What Pheroze did in public followed him home. In her tribute, Lynn Kituyi remarked that Pheroze and his wife Villo set up their home as a safe space for political progressives. Having visited Pheroze’s home over the years, I witnessed this characterisation in practice. In my last two visits which took place two months ago, Pheroze was meeting Gen Z activists from Mathare. Pheroze’s home hosted everyone, regardless of age, class, gender or race, and the famous lawyer would often serve the tea himself.

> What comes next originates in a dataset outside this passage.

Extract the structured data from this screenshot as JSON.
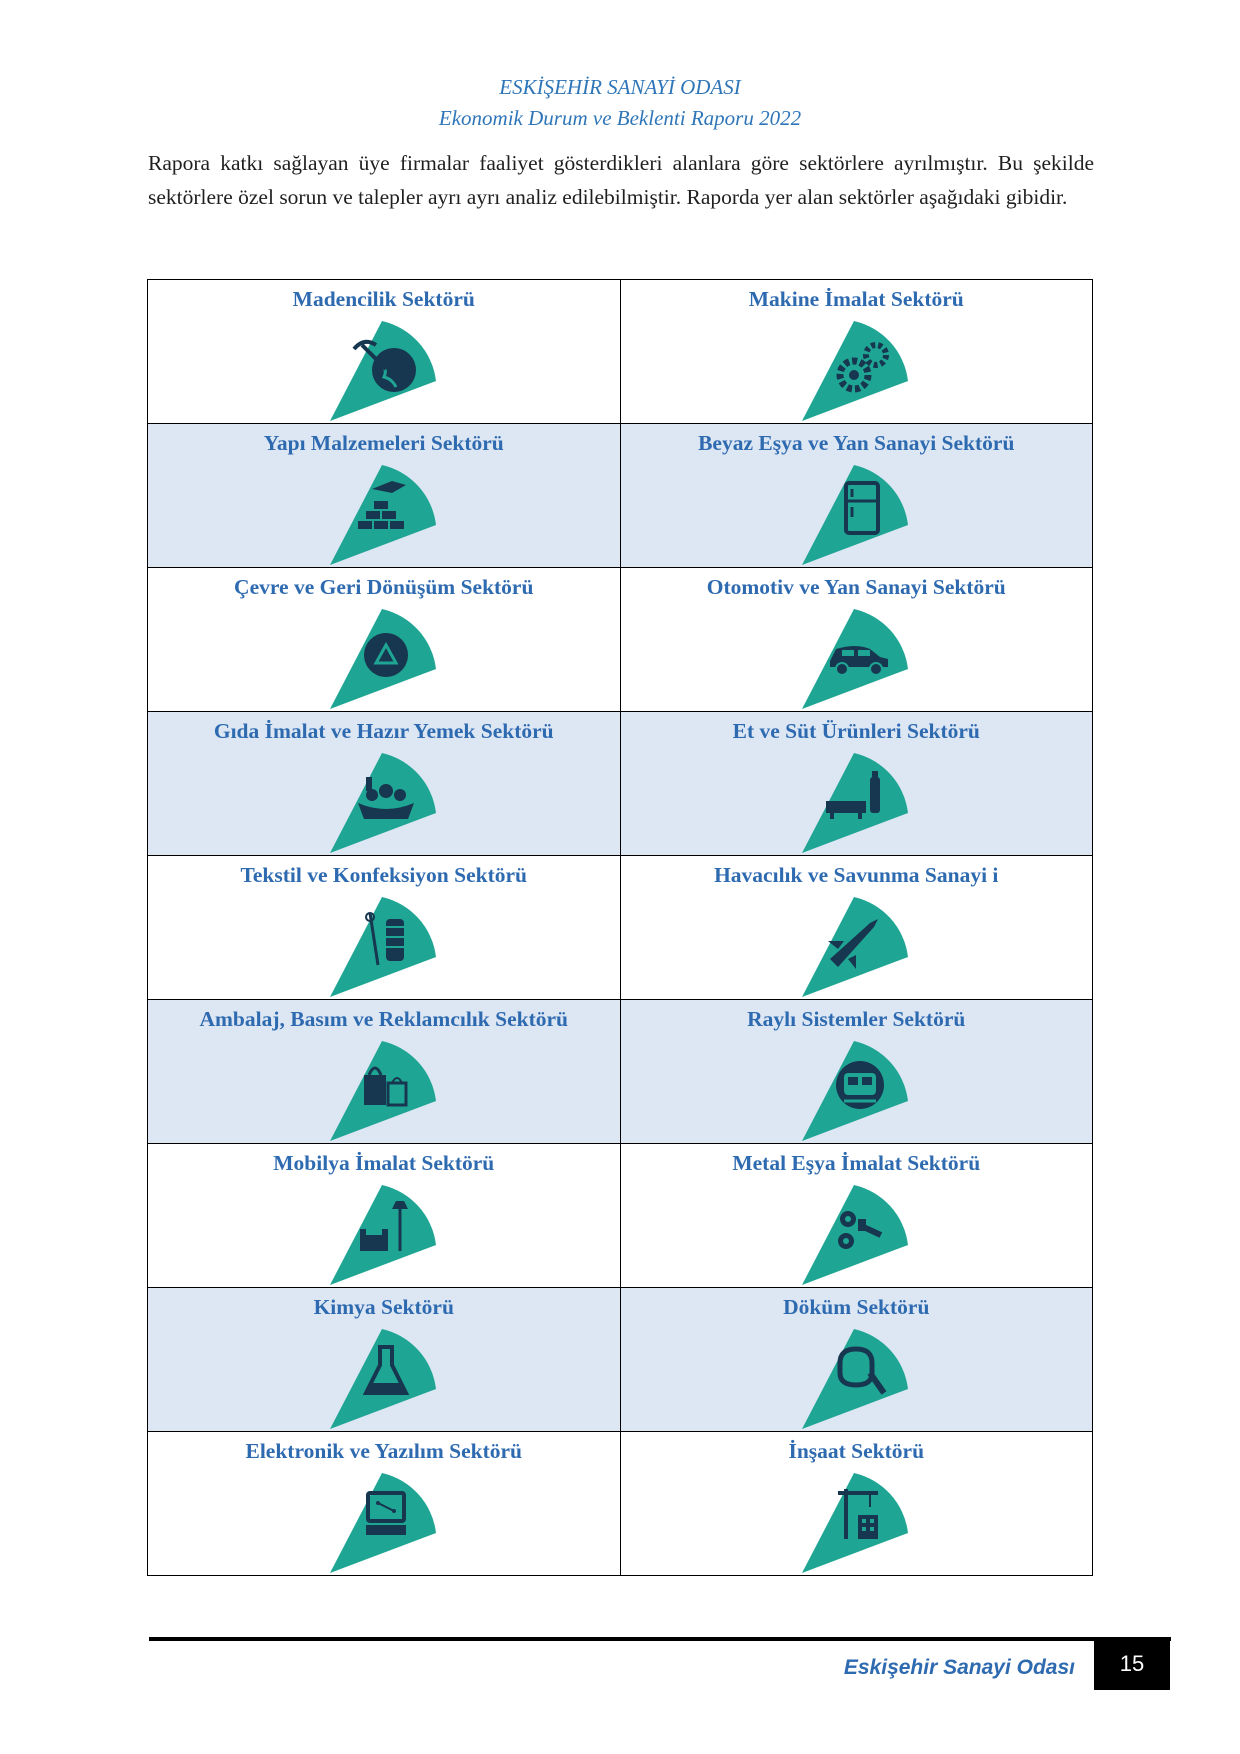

As a legal professional, Pheroze did not work alone but was part of a group of activist lawyers who, over three decades, have supported each other, developing strong personal friendships that are forged by the adversities that they have faced collectively and individually. His last book, Practising an Honourable Profession, was dedicated to, among others, Gitobu Imanyara, Florence Imanyara, (his wife), Mutuma Imanyara and Marangu Imanyara (their sons.) After Pheroze died, Imanyara emotionally eulogised him, calling him “the conscience of our Republic” and wished that Pheroze would “rest in peace, reunited with the ancestors that he so revered and the freedom fighters whose cause he so nobly carried forward”.

Responses to Pheroze’s death have noted his warmth, generosity and humility. For me, the best summary of Pheroze came from Njeru Kathangu, the former political prisoner whom Pheroze defended. According to Kathangu, this giant lawyer and once-in-life-time personality “lived simple and free”.